Stephen Dunn, Everest managing principal for Europe, said customers were finally catching up with the benefits of offshoring F&A. ‘IT outsourcing around the time of Y2K was executed well,’ explained Dunn.

‘Companies then commoditised call centres, but F&A has always been viewed as the lifeblood of the company.’

Dunn said that business process outsourcing in general had taken a ‘tremendous leap forward’ in terms of being viewed as a value proposition by businesses.

F&A’s predicted offshoring growth is part of a wider trend in business process outsourcing. Everest found that the global BPO marketplace, worth $12bn-13bn (£6.9bn-£7.4bn) in 2004, will grow to $33bn-$36bn by 2007.

The largest third-party outsourcers, such as IBM Global Services, Accenture and EDS have all increased their employee capacity offshore over the past three years to cope with demand.

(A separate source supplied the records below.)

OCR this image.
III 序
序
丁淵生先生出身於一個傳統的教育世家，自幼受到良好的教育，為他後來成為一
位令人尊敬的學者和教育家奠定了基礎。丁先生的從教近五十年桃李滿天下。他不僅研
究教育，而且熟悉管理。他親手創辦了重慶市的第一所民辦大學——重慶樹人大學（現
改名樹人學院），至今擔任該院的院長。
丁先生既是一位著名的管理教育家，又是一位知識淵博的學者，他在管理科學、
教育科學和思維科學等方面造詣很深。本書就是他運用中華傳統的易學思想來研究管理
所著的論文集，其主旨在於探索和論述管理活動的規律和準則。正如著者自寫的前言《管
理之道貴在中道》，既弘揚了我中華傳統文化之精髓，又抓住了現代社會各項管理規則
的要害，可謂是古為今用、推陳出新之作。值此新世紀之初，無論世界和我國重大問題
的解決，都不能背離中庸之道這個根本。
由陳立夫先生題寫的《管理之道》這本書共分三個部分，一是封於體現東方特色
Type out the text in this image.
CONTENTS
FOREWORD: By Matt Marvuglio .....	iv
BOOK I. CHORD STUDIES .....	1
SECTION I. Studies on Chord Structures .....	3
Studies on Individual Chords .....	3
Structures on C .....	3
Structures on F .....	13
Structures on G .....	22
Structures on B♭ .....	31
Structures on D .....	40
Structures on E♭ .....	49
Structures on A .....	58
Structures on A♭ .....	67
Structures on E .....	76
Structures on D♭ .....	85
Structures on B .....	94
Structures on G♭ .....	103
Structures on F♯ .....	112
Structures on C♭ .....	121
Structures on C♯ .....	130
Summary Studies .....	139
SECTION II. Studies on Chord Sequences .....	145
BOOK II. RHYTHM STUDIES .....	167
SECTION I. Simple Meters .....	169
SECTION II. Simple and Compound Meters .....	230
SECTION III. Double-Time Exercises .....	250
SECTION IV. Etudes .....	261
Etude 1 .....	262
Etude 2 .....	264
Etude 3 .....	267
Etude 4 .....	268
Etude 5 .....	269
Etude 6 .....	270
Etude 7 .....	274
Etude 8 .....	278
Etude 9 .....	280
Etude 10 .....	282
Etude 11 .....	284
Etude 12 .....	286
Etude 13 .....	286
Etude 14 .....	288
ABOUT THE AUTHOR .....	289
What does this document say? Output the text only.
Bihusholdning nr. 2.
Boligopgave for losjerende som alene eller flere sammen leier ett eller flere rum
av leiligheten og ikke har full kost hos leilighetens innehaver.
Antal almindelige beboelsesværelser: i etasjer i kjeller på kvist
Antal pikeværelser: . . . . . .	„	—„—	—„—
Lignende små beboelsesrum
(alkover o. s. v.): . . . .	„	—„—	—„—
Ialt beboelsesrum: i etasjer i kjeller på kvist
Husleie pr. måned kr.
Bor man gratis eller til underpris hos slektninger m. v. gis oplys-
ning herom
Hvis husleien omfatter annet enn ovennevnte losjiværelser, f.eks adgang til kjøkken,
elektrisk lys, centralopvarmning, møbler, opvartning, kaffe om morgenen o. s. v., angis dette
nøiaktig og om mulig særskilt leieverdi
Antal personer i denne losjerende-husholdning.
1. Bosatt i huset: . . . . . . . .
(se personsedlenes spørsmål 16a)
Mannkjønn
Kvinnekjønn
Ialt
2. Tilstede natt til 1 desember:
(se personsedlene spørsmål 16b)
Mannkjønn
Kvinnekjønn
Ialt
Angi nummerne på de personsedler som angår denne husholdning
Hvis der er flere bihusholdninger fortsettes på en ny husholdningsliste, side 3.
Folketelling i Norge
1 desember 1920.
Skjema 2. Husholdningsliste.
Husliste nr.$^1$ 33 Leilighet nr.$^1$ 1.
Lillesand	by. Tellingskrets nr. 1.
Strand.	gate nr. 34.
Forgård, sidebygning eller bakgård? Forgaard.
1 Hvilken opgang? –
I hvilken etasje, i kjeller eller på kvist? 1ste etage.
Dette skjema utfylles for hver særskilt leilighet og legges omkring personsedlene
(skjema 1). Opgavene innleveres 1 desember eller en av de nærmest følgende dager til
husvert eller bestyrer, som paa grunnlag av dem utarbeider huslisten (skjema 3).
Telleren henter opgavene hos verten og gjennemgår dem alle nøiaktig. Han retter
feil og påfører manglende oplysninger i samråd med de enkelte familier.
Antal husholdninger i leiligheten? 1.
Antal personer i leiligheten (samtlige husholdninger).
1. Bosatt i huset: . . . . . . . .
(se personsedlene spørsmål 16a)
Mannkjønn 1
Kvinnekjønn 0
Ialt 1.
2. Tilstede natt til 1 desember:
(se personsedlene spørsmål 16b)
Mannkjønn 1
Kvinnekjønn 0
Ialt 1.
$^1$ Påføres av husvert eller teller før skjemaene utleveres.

Long-standing offshorer providers, such as Infosys and Wipro, have followed suit.

The report found accounts payable processing could be slashed from three or four days to 24 hours using offshorers to provide the service, while labour costs were reduced – freeing up local finance staff to provide more value-added services.

‘Accountants doing transaction work have been freed up into more valuable work,’ said Dunn.

Dunn said that these providers often ran IT offshore facilities for clients, which has led them to consider adding the F&A function layer as an extra service.

The report suggested that Eastern European offshore locations could prove popular for F&A outsourcing, due to a better cultural fit than more established setups in India and Asia.